There are many struggles when it comes to feeling not good enough or worthless, one of which is restricting our possible chances to experience our worth. We don’t apply for that amazing school, internship, or job. We don’t approach that interesting person we’d love to get to know. We don’t ask pertinent and insightful questions, partly because they are not viewed as such. As you can see by just these few examples, the theme is we don’t allow ourselves to take healthy risks; risks that would allow us to experience and demonstrate our worth. It is important to recognize that the outcome of these risks is partly irrelevant. Please don’t misunderstand, it can hurt when we take a risk that doesn’t turn out the way we’d hoped; however, with each risk we take we are both communicating to ourselves that we are good enough and worthwhile, as well as giving ourselves a chance to grow which is a demonstration of that worth.
Taking this type of risk is difficult for several reasons. First, you will likely be convinced of the outcome – failure and support that you are not good enough. Second, even if you entertain taking the risk, when you think about the possibility of failure it feels better to just not bother since you don’t want to make yourself feel worse. Third, very little if anything will feel like a healthy risk. The question at this point becomes what does taking a healthy risk look like, how do we know where to take risks. Unfortunately, the answer to this is not simple. Thankfully, that doesn’t mean we’re doomed. While the exact approach is going to be different for each individual, there are a couple of things that can help.
Healthy risk = possibility; no healthy risk = stagnation It is very helpful to remind yourself that no matter how you look at it taking a healthy risk offers the possibility of something that is not otherwise there. Certainly, this is not magical; it will still be difficult to take that risk, though at least there is a chance of something different.
Ask yourself a little about the risk To assess if it’s a healthy risk, ask yourself some questions about the nature of the risk, the possible harmful or negative outcomes, the possible rewards or positive outcomes, your motivations, etc.
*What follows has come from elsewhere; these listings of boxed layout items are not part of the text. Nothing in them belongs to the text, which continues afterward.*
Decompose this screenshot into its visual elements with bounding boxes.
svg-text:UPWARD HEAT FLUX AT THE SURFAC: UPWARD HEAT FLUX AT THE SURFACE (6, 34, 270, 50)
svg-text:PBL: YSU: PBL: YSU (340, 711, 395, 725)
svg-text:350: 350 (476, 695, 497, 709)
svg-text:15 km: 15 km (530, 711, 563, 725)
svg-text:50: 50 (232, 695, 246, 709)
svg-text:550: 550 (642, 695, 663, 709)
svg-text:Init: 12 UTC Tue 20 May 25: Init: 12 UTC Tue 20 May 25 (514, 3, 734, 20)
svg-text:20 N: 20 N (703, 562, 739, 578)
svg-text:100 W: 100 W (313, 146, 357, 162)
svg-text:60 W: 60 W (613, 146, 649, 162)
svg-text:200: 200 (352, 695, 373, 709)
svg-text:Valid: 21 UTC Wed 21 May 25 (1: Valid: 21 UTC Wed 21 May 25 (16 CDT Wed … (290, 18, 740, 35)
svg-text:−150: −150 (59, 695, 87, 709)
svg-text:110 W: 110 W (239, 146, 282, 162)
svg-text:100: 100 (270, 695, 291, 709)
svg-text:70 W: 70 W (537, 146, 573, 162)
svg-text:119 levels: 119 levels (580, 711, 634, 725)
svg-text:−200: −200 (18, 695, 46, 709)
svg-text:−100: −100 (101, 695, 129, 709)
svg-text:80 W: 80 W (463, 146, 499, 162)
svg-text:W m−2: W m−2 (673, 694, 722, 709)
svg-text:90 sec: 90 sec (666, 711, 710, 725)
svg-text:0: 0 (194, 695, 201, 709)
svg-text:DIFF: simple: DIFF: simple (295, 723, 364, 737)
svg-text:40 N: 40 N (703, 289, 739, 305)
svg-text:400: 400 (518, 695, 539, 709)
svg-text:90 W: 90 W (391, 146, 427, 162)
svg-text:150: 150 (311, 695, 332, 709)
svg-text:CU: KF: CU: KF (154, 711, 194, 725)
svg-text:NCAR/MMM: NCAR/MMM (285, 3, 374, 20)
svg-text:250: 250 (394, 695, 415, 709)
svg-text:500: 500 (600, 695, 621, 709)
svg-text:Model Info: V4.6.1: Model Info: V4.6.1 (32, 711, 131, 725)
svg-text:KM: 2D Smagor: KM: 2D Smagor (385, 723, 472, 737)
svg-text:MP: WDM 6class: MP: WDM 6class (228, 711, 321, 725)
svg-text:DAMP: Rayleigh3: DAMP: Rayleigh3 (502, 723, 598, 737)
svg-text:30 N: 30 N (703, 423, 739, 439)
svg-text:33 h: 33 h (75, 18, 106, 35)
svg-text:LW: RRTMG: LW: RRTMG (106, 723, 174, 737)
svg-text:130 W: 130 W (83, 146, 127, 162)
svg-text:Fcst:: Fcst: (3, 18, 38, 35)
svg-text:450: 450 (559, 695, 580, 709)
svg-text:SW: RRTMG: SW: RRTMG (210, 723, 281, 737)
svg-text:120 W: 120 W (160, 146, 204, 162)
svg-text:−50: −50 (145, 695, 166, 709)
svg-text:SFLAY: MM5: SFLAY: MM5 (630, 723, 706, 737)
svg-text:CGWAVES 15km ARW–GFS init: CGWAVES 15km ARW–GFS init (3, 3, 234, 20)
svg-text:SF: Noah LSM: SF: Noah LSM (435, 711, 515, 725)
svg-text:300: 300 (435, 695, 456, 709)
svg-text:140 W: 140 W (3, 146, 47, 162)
You’re looking for indicators that your reduced self-worth is the roadblock, rather than the risk being unhealthy.
Ask trusted (and healthy) others To help aid in your assessment of the risk, ask people who you trust to give you healthy and honest guidance. This, of course, could include your therapist, trusted friend or family member, mentor, teacher/professor, etc.
Start small and work your way up It’s much easier to take little risks than big ones! As you continue to practice, you’ll find the big ones won’t necessarily feel so big. Even if the big ones do feel enormous, you’ll have more confidence and connection to your worth, so this will make it a bit easier.
I appreciate that some of this may sound a little ambiguous; however, the more you try and practice, the more it’ll make sense. I’ve had many patients relay to me that they couldn’t figure out how to implement the things we had discussed at first, though they just kept trying and seeking feedback and support from me and others in their lives, then one day it just came together and they realized they were working on taking healthy risks all along. Remember: Moving toward better being, in all the ways we do this, is a complicated process comprised of interrelated pieces. Every “little” effort you put in, is a valuable and meaningful part of healing and reconnection to your worth.